Last Updated on November 18, 2020 by Oddmund Groette
This week I came across this blogpost by Nick Maggiulli about The All Weather Portfolio.
What is The All Weather Portfolio?
Maggiuli’s blog post is based on the “All Weather Portfolio” developed by Ray Dalio and his firm Bridgewater Associates, one of the biggest hedge funds in the world. Dalio’s firm has spent considerable time developing a portfolio that does well both in times of inflation and deflation (any kind of market conditions).
Because most current investors have never witnessed a market where interest rates have gone up, as a matter of fact, rates have been falling since the early 1980s, it makes sense to have a long-term portfolio that can sustain all market conditions and keep your money safe. Most investors have long forgotten the stagflation period of the 1970s where stocks produced negative real returns, in addition to the relatively recent bear market of the 2000s where the dust from the dot com bubble required lots of time to settle. Bear markets are inevitable in long-term investing. We all fall prone to the recency bias and quickly forget the past. Right now the interest rate risk might seem low, but economic conditions can change on a dime.
Those relying on investment income (FIRE) might take notice of this chart by Nick Maggiulli in the blogpost:
Stocks are not a sure thing if you rely on them to cover your living expenses. If you want to retire early, you better make sure you can withstand at least 10 years of mediocre returns. I recently wrote about why I expect lower returns over the next decade, and why it makes sense to diversify. Your personal finances are important and it pays off to include a margin of safety.

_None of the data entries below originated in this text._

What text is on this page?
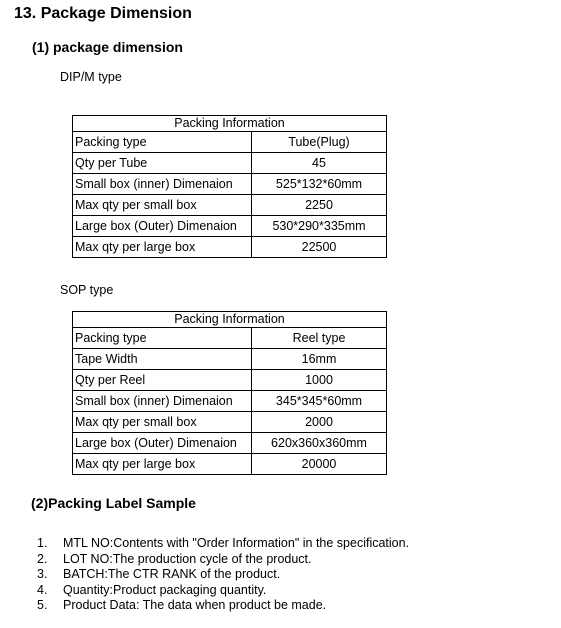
13. Package Dimension
(1) package dimension
DIP/M type
Packing Information	
Packing type	Tube(Plug)
Qty per Tube	45
Small box (inner) Dimenaion	525*132*60mm
Max qty per small box	2250
Large box (Outer) Dimenaion	530*290*335mm
Max qty per large box	22500
SOP type
Packing Information	
Packing type	Reel type
Tape Width	16mm
Qty per Reel	1000
Small box (inner) Dimenaion	345*345*60mm
Max qty per small box	2000
Large box (Outer) Dimenaion	620x360x360mm
Max qty per large box	20000
(2)Packing Label Sample
1. MTL NO:Contents with "Order Information" in the specification.
2. LOT NO:The production cycle of the product.
3. BATCH:The CTR RANK of the product.
4. Quantity:Product packaging quantity.
5. Product Data: The data when product be made.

How do I make an All Weather Portfolio?
The aim of Bridgewater’s All Weather Portfolio is to use diversification as a tool to smooth returns and lower drawdowns. The asset classes don’t move in perfect tandem, and thus diversification can help you lower drawdowns and sleep well at night. Ray Dalio’s Bridgewater Associates composed the portfolio like this:
- 55% bonds
- 30% US stocks (US stocks are about 50% of world market capitalization)
- 15% hard assets and commodities
Nick Maggiulli suggests these ETFs to replicate Bridgewater’s portfolio:
- 40% TLT (long-term Treasuries)
- 30% SPY (US stocks, S&P 500)
- 15% IEI (intermediate term U.S. Bonds)
- 7.5% GLD (gold)
- 7.5% DBC (commodities, commodity index tracking fund)
I guess every broker offers these ETF’s and thus you can easily compose this portfolio and rebalance whenever you want. You can of course change some of these components yourself but be sure you know what you are doing.
Pros and cons:
There is no free lunch in the stock market, and lower variability comes at a cost: over the long run, the All Weather Portfolio will most likely underperform both stocks and 60/40 (stock/bonds) as can be seen from the graph above. This means that the All Weather Portfolio is not for everyone. Especially if you are young, for example in your 20’s, it would make more sense to be more aggressive (invest more in stocks) as you have time on your side.
How is the All Weather Portfolio doing?
The portfolio has continued to perform well in 2020. The All Weather Portfolio vs the S&P 500 has a clear winner:
The graph above assumes 100 000 invested at the closing prices of the first trading day of 2020 (dividends reinvested). While a 100% allocation to S&P 500 suffered a 33% drawdown, the All Weather Portfolio only had a very marginal 6% drawdown. This is a huge difference! As of writing, 11th of August 2020, the portfolio has gained 13.3% while S&P 500 “only” 4.4%.
Clearly, Dalio’s strategy still performs well, but that is of course no guarantee it will in the future.
Disclosure: I am not a financial advisor. Please do your own due diligence and investment research or consult a financial professional. All articles are my opinion – they are not suggestions to buy or sell any securities.